Mieszkamy około 9 km od centrum w spokojnej buddyjskiej dzielnicy. Wybraliśmy się dzisiaj do centrum metrem. Robi ogromne wrażenie, Prosto z ulicy gdzie żebrają tysiące osób i walają się wszędzie tony śmieci schodzi się do pięknego klimatyzowanego metra, niesamowity kontrast, zresztą Indie to kraj kontrastów. Żżeby dostać się do środka trzeba przejść kontrolę przypominającą tą na lotniskach. Hindusi bardzo boją się zamachów terrorystycznych. trzeba przejść przez wykrywacz metalu, twoje bagaże są sprawdzane prze rentgena, wszędzie stoją żołnierze z długa bronią, a to wszystko po to żeby przejechać 3 przystanki.
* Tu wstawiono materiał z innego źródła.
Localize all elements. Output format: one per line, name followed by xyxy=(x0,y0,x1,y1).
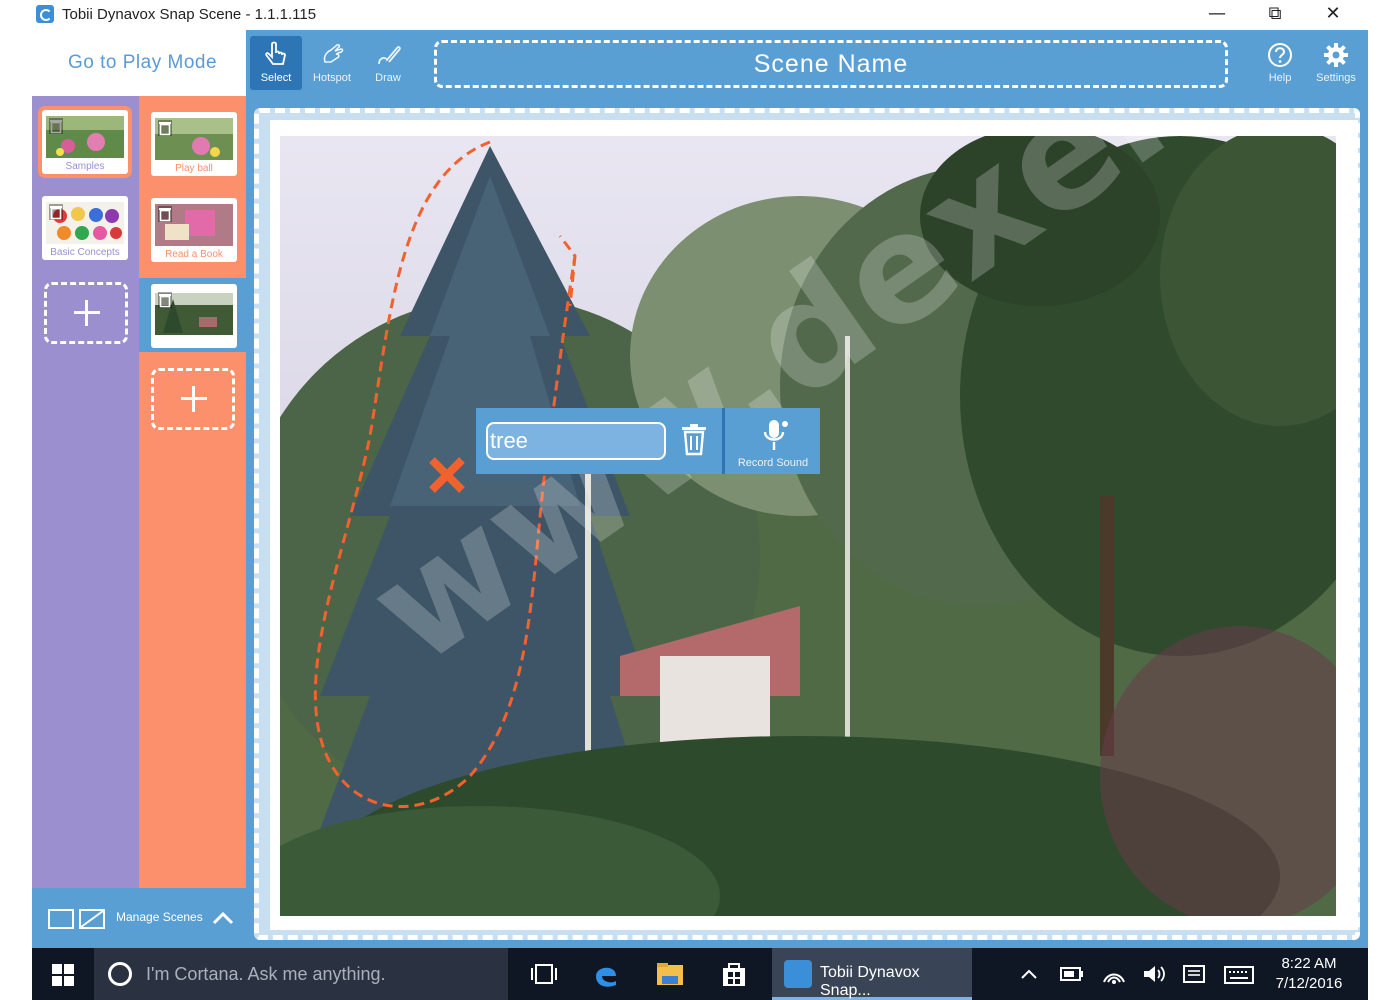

Dzisiaj zwiedziliśmy jedynie Red Fort i ogromny meczet w New Delhi. Przez ponad dwie godziny załatwialiśmy bilety na pociąg do Agry na 14 lipca. Każdy chciał z nas wycisnąć jak najwięcej. Niestety w kasach można kupić bilety jedynie w dzień wyjazdu. strona internetowa pokazuje że nie ma biletów, trzeba wpisać się na listę oczekującą. Nie uwierzyłem w to, koniec końców znalazła się wśród tysiąca nieuczciwych hindusów osoba która pomogła. Na każdy pociąg przypada pula biletów które można kupić tylko w dniu wyjazdu i są najczęściej jeszcze tańsze niż te rezerwowane wcześniej. Ta osoba wytłumaczyła nam, że nie będzie problemu z ich kupnem, chodź na początku chciał nas naciągnąć, zacząłem go podchodzić, że jesteśmy z Polski, która jest biednym europejskim krajem i naciągać może nie nas ale np. Amerykanów:) Sam później przyznał się do błędu:/
Dzisiaj kolejne 50 cukierków zostało rozdane, nad rzeką obok mojego hostelu mieszkają ludzie w zrobionych przez siebie lepiankach, ich dzieci śpią na ziemi i kąpią się w brudnej wodzie, przykre ale prawdziwe:/
Jutro zmieniamy na jedną noc hostel ze spokojnego tybetańskiego Wongden, który szczerze polecam na Harry Krischna Guest house który znajduje się w samym centrum New Delhi obok central train station, ponieważ pojutrze mamy rano pociąg do Agry:)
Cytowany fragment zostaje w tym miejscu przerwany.